Network hardware offload
Sorry for the lack of activity here this month, folks. As usual, December is the month to recover from SC and catch up on everything else you were supposed to be doing. So I’ll try to make up for it with a small-but-tasty Christmas morsel. Then I’ll disappear for a long winter’s nap; you likely won’t see me until January (shh! don’t tell my wife that I’m working today!).
The topic of my musing today is one that has come up multiple times in conversation over the past two weeks. Although I’m certainly not the only guy to talk about this on the interwebs, today’s topic is server-side hardware offload of network communications.
“Ah!” says the typical cluster-HPC user. “You mean RDMA, like InfiniBand!” (some people might even remember to cite OpenFabrics, which includes iWARP).
No, that’s not what I mean, and that’s the one of the points of this entry.
The hardware offload that I’m referring to is a host-side network adapter that offloads most of the networking “work” so that the server’s main CPU(s) don’t have to. In this way, you can have dedicated (read: very fast/optimized) hardware do the heavy lifting while the rest of the server’s resources are free to do other stuff. Among other things, this means that the main CPU(s) don’t have to process all that network traffic, protocol, and other random associated overhead.

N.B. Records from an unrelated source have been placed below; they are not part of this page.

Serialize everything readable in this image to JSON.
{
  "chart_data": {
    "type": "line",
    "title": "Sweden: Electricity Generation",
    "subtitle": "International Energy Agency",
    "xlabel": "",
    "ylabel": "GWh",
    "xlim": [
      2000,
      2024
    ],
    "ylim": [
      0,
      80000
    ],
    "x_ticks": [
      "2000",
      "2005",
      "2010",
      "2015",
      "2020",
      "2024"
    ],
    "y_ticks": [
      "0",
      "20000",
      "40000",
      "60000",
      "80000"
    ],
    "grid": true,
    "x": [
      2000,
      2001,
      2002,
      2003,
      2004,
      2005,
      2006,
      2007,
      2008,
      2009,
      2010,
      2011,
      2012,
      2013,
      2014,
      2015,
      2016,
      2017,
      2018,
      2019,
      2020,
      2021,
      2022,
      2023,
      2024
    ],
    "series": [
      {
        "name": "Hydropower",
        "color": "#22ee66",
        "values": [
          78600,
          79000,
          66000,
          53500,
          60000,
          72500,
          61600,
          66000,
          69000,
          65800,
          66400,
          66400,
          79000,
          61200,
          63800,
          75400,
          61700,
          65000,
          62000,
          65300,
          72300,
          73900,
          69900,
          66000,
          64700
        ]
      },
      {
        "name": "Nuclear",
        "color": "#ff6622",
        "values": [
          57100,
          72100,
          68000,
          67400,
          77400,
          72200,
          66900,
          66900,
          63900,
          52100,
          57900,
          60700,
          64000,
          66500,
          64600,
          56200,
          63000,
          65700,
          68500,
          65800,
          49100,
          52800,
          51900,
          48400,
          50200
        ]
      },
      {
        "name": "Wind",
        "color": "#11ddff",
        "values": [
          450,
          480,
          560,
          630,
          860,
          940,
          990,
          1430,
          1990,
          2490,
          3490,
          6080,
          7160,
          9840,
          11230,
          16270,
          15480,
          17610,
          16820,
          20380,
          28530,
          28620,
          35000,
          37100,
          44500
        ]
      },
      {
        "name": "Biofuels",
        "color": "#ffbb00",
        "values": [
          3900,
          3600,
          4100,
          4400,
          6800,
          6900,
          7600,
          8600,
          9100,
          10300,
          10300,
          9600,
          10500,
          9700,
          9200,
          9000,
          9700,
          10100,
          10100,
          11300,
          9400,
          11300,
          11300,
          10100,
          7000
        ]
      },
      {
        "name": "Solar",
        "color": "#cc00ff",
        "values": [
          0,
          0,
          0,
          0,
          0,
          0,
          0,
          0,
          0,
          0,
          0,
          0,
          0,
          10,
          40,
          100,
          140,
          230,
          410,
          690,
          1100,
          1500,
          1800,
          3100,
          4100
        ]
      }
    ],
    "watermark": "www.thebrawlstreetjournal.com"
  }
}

Depending on the network protocol used, offloading to dedicated hardware may or may not save a lot of processing cycles. Sending and receiving TCP data, for example, may take a lot of cycles in a software-based protocol stack. Sending and receiving raw ethernet frames may not (YMMV, of course — depending on your networking hardware, server hardware, operating system, yadda yadda yadda).
That being said, it’s not just processor cycles that are saved. Caches — both instruction and data — are likely not to be thrashed. Interrupts may be fired less frequently. There may be (slightly) less data transferred across internal buses. …and so on. All of these things add up: server-side network hardware offload is a Good Thing; it can make a server generally more efficient because of the combination of several effects.
Hardware offload is frequently associated with operating system (OS) bypass techniques. The rationale here is that trapping down into the operating system is sometimes “slow” — you can save a little time by skipping the OS layer and communicating directly with networking hardware from user space. This is somewhat of a contested topic; some people [fervently] believe that OS bypass is necessary for high performance. Others believe that modern OS’s provide fast enough access from user space to the networking drivers such that the complexities of OS-bypass methods just aren’t worth it. This is actually quite an involved topic; I won’t attempt to unravel it today.
Where were we? …oh yes, network offload.
Over the years, many MPI implementations have benefited from one form of network offload or another. MPI implementations that take advantage of hardware offload typically not only increase efficiency as described above, but also provide true communication / computation overlap (C/C overlap issues have been discussed in academic literature for many years). True overlap allows a well-coded MPI application to start a particular communication and then go off and do other application-meaningful stuff while the MPI (the network offload hardware, for the purposes of this blog entry) to progress most — if not all — of the message passing progress independent of the main server processor(s).
Network offload is typically most beneficial with long messages — sending a short message in its entirety can frequently cost exactly the same as starting a communication action and then polling it for completion later. The effective overlap for short messages can be negligible (or even negative). Hence, the biggest “win” of hardware offload is for well-coded applications that send and receive large messages. That being said, hardware offload for small messages may also benefit, such as when associated with deep server-side hardware buffering and the ability to continue progressing flow control and protocol issues independent of the main processor.
All this being said, note that Remote Direct Memory Access (RDMA) is a popular / well-known flavor of hardware offload these days — but it is one of many. Vendors have churned out various forms of network hardware offload over the past 20+ years. Indeed, there have been many academic discussions over the past few years discussing returning to the idea of using a “normal” CPU/processor in “dedicated network” mode (fueled by the fires of manycore, of course): if you have scads and scads of cores, who’s going to miss one [or more?] of them? Dedicate a few of them to act as the network proxies for the rest of the cores. Such schemes have both benefits and drawbacks, of course (and it’s been tried before, but not necessarily in exactly the same context as manycore). The jury’s still out on how both the engineering and market forces will affect these ideas.
MPI will use whatever is available when trying to attain high performance — including hardware offload (such as RDMA). But to be totally clear: RDMA is not what enables high performance in MPI — hardware offload is (one way) to attain high performance in an MPI implementation. RDMA just happens to be among the most recent flavors of network hardware offload.